Today's post is to examine ways in which you can make your Imperial Guard models different to the rest. The explosion of resin conversion bits (see my earlier post on this topic) now allows for an unprecedented level of modification, but the interchangeability between plastic kits made by GW also gives access to whole new areas of conversion.
These ideas could be used across a whole new regiment, to create individual squads for variety, or even to make character models stand out. With the new 6th edition Allies rules, the Guard have become more popular than ever - cheap troops and reasonable HQ costs make them a solid choice.
This post will feature some of the ways in which I've converted my own or commission projects over the years, and will mainly focus on the Cadian sprues - despite their age, I still find the Shock Troops kit to be one of the most useful GW produces!
1. Using backpacks
This is an obvious one, but strangely can change the look of a squad instantly! The standard Cadian and Catachan infantry sprues don't come with packs, but the heavy weapon sprues do. Alternative bits are available from Maxmini, Secret Weapon, Forgeworld and other suppliers.
More exotic backpacks can make for a more exotic regiment: take a look at this example - rebreather packs from Westwind Miniatures for my Savlar Chem-Dogs...
2. Consider Warhammer Fantasy Battle kits
With the advent of more plastic kits, don't feel constrained by just 40k plastics! Many WFB plastics can be used as conversion fodder. Capes, swords, archaic pistols and more are available across the WFB range.
A simple cape conversion, making for a more noble-looking Cadian officer...
... through to noble-looking Royal Guards, all made with parts from the Empire Pistolier kit...
3. Use a headswap
... or a leg, torso or even arm swap! With so many manufacturers now making 28mm-compatible bits, and the variety of plastic GW kits, it's never been easier to change the look of your models.
Here's an example using the awesome Forgeworld Cadian respirator heads...
... then another using a head from Pig Iron productions...
4. Think outside of the box
Don't feel constrained by just using a particular kit for a particular purpose. If you want your loyalist Guardsman to have a pistol from the Space Wolves kit, then use it. If you want your Grey Knights Grand Master to carry a sword from the Chaos Space Marines sprue, then use it.
Here's an example I made - a Cadian Penal Legionnaire made with parts from the FW Renegade Militia set. It required only minimal conversion work (filling in Chaos symbols with green stuff etc).

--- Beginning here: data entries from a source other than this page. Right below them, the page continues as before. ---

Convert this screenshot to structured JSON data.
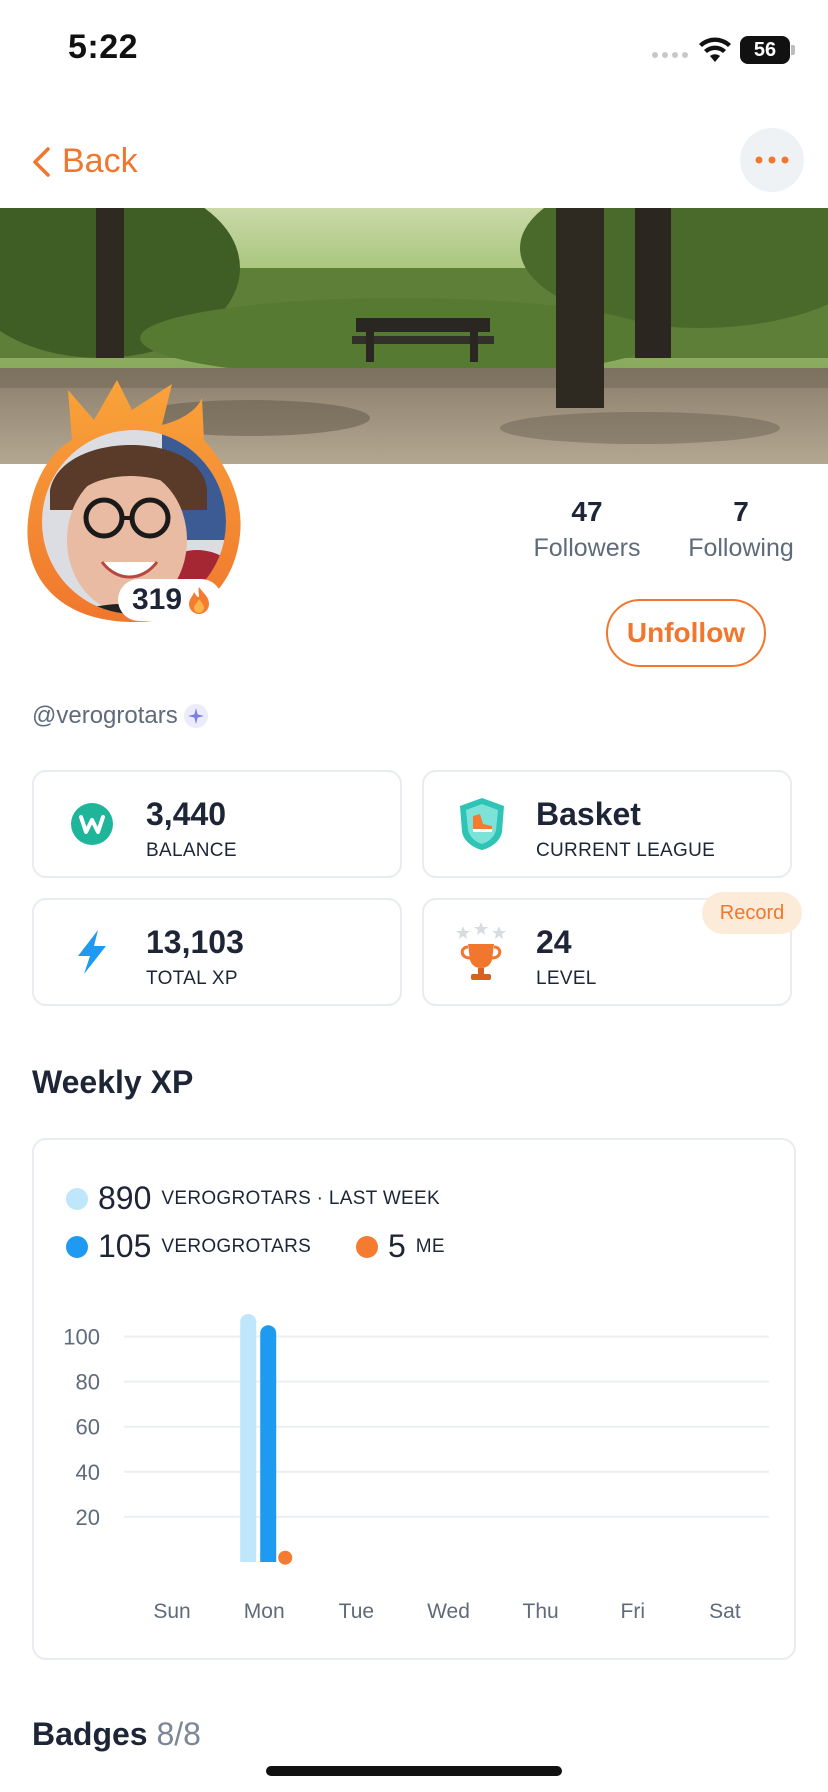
{
  "status": {
    "time": "5:22",
    "battery": "56"
  },
  "header": {
    "back_label": "Back"
  },
  "profile": {
    "streak": "319",
    "followers_count": "47",
    "followers_label": "Followers",
    "following_count": "7",
    "following_label": "Following",
    "unfollow_label": "Unfollow",
    "username": "@verogrotars"
  },
  "stats": {
    "balance_value": "3,440",
    "balance_label": "BALANCE",
    "league_value": "Basket",
    "league_label": "CURRENT LEAGUE",
    "xp_value": "13,103",
    "xp_label": "TOTAL XP",
    "level_value": "24",
    "level_label": "LEVEL",
    "record_label": "Record"
  },
  "weekly": {
    "title": "Weekly XP",
    "legend": [
      {
        "value": "890",
        "label": "VEROGROTARS · LAST WEEK",
        "color": "#bfe6fb"
      },
      {
        "value": "105",
        "label": "VEROGROTARS",
        "color": "#1e9bf0"
      },
      {
        "value": "5",
        "label": "ME",
        "color": "#f47b2f"
      }
    ]
  },
  "badges": {
    "title": "Badges",
    "count": "8/8"
  },
  "chart_data": {
    "type": "bar",
    "categories": [
      "Sun",
      "Mon",
      "Tue",
      "Wed",
      "Thu",
      "Fri",
      "Sat"
    ],
    "series": [
      {
        "name": "VEROGROTARS · LAST WEEK",
        "color": "#bfe6fb",
        "values": [
          0,
          110,
          0,
          0,
          0,
          0,
          0
        ]
      },
      {
        "name": "VEROGROTARS",
        "color": "#1e9bf0",
        "values": [
          0,
          105,
          0,
          0,
          0,
          0,
          0
        ]
      },
      {
        "name": "ME",
        "color": "#f47b2f",
        "values": [
          0,
          5,
          0,
          0,
          0,
          0,
          0
        ]
      }
    ],
    "yticks": [
      100,
      80,
      60,
      40,
      20
    ],
    "ylim": [
      0,
      110
    ],
    "grid": true
  }
}
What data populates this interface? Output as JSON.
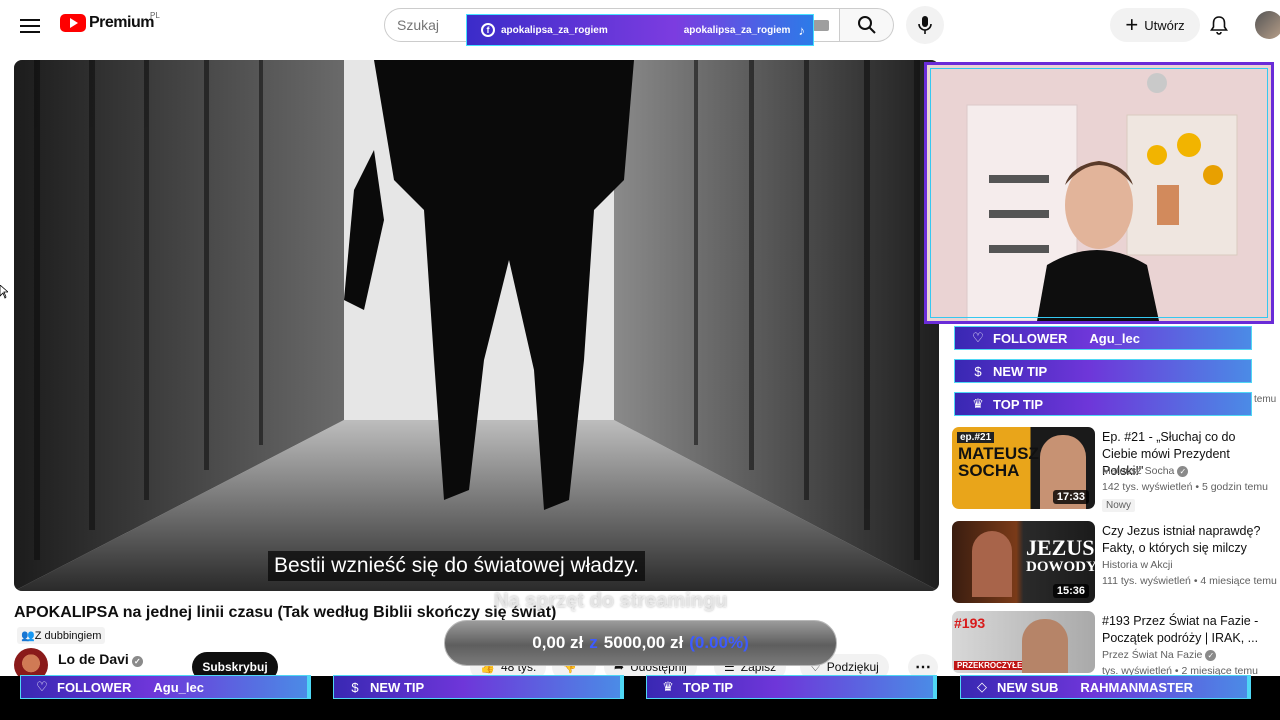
{
  "header": {
    "logo_text": "Premium",
    "logo_region": "PL",
    "search_placeholder": "Szukaj",
    "create_label": "Utwórz"
  },
  "social_banner": {
    "facebook": "apokalipsa_za_rogiem",
    "tiktok": "apokalipsa_za_rogiem"
  },
  "player": {
    "caption": "Bestii wznieść się do światowej władzy."
  },
  "video": {
    "title": "APOKALIPSA na jednej linii czasu (Tak według Biblii skończy się świat)",
    "dub_label": "Z dubbingiem",
    "channel": "Lo de Davi",
    "subscribe_label": "Subskrybuj",
    "likes": "48 tys.",
    "share_label": "Udostępnij",
    "save_label": "Zapisz",
    "thanks_label": "Podziękuj"
  },
  "donation_goal": {
    "label": "Na sprzęt do streamingu",
    "current": "0,00 zł",
    "separator": "z",
    "target": "5000,00 zł",
    "percent": "(0.00%)",
    "progress": 0
  },
  "side_alerts": [
    {
      "type": "FOLLOWER",
      "icon": "heart",
      "name": "Agu_lec"
    },
    {
      "type": "NEW TIP",
      "icon": "dollar",
      "name": ""
    },
    {
      "type": "TOP TIP",
      "icon": "crown",
      "name": ""
    }
  ],
  "side_ago": "temu",
  "recommended": [
    {
      "title": "Ep. #21 - „Słuchaj co do Ciebie mówi Prezydent Polski!\"",
      "channel": "Mateusz Socha",
      "meta": "142 tys. wyświetleń • 5 godzin temu",
      "badge": "Nowy",
      "duration": "17:33",
      "thumb_top": "ep.#21",
      "thumb_main": "MATEUSZ SOCHA"
    },
    {
      "title": "Czy Jezus istniał naprawdę? Fakty, o których się milczy",
      "channel": "Historia w Akcji",
      "meta": "111 tys. wyświetleń • 4 miesiące temu",
      "badge": "",
      "duration": "15:36",
      "thumb_top": "JEZUS",
      "thumb_main": "DOWODY"
    },
    {
      "title": "#193 Przez Świat na Fazie - Początek podróży | IRAK, ...",
      "channel": "Przez Świat Na Fazie",
      "meta": "tys. wyświetleń • 2 miesiące temu",
      "badge": "",
      "duration": "",
      "thumb_top": "#193",
      "thumb_main": "PRZEKROCZYŁEM"
    }
  ],
  "bottom_alerts": [
    {
      "type": "FOLLOWER",
      "icon": "heart",
      "name": "Agu_lec"
    },
    {
      "type": "NEW TIP",
      "icon": "dollar",
      "name": ""
    },
    {
      "type": "TOP TIP",
      "icon": "crown",
      "name": ""
    },
    {
      "type": "NEW SUB",
      "icon": "diamond",
      "name": "RAHMANMASTER"
    }
  ],
  "colors": {
    "alert_start": "#3928b3",
    "alert_mid": "#6e36d9",
    "alert_end": "#4b8be6",
    "alert_border": "#4fd7f5",
    "youtube_red": "#ff0000",
    "goal_accent": "#3d5bff"
  }
}
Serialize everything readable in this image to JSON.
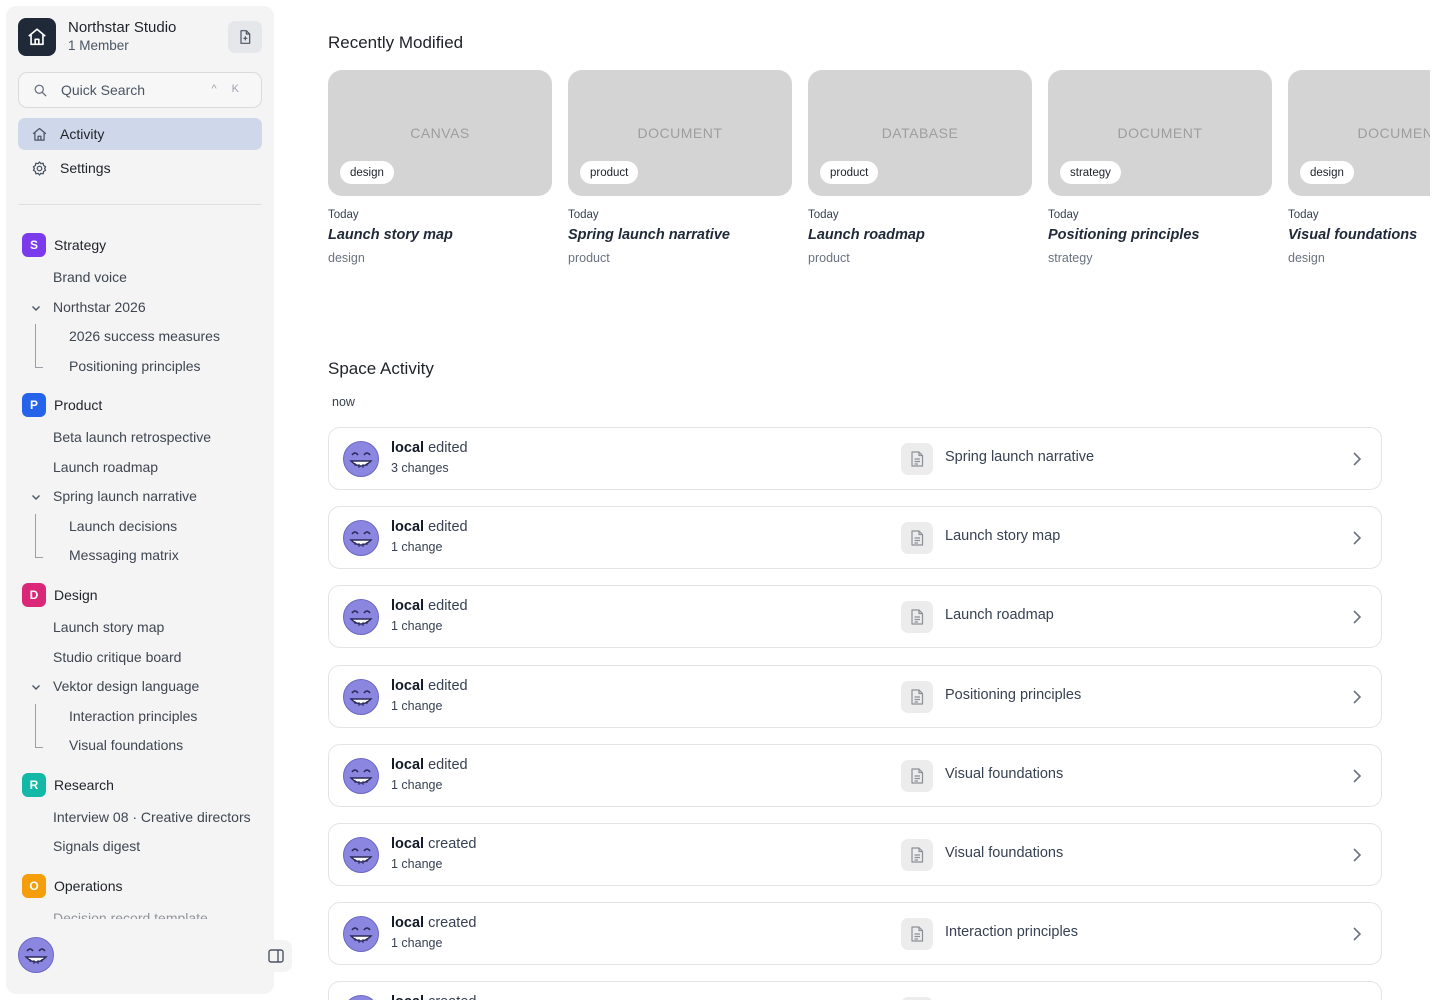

5. Variant uniform patterns
By using your own paint scheme, you can individualise stock models immediately. This is especially the case if you do something completely different to the standard GW scheme.
Here's an example of a Harakoni Warhawk from an army I sold earlier this year - note how the fatigues and armour create strong contrast, and bring the model away from any suggestion of it being "just another Cadian"...
6. Consider abhumans
Do you Guardsmen even have to be fully human? Older editions of 40k have examined the use of mutants and abhumans in the service of the Emperor, and the new 6th edition ruleset brings along the suggestion of possible abhuman soldiers.
Your abhumans could fill any part of your army - perhaps a unique veteran squad, or a special weapons squad (after all, maybe those demo-charges will misfire, and surely better to lose a Beastman than a human soldier!). I went so far as to build and paint an entire platoon of Beastman soldiers.
7. Think about your bases
Basing is an area overlooked by many hobbyists, but it really shouldn't be. Bases can really tell a story. Using resin bases, you can quickly establish the fighting conditions of a whole regiment. If you'd rather concentrate an individiual models, then using a special base for a character model can add to the gravitas of your warlord.
Here, I've created a basic slate base for a Savlar commander model - note how by adding height to an othersise dimitutively-scaled model, already he looks more menancing...
8. If all else fails, go the Forgeworld option!
Alright, this is a bit of a cop-out, but if you want an army very few people will have, you can always consider using whole Forgeworld models. They make amazing models - with highlights including Death Korps of Krieg, Elysian Drop Troops, and specialist Cadians.
Here are some Elysians I painted a few years ago, in standard wilderness-pattern gear...
9. Bringing techniques together
Of course, you can mix and match all of the ideas raised above in creating something really unique.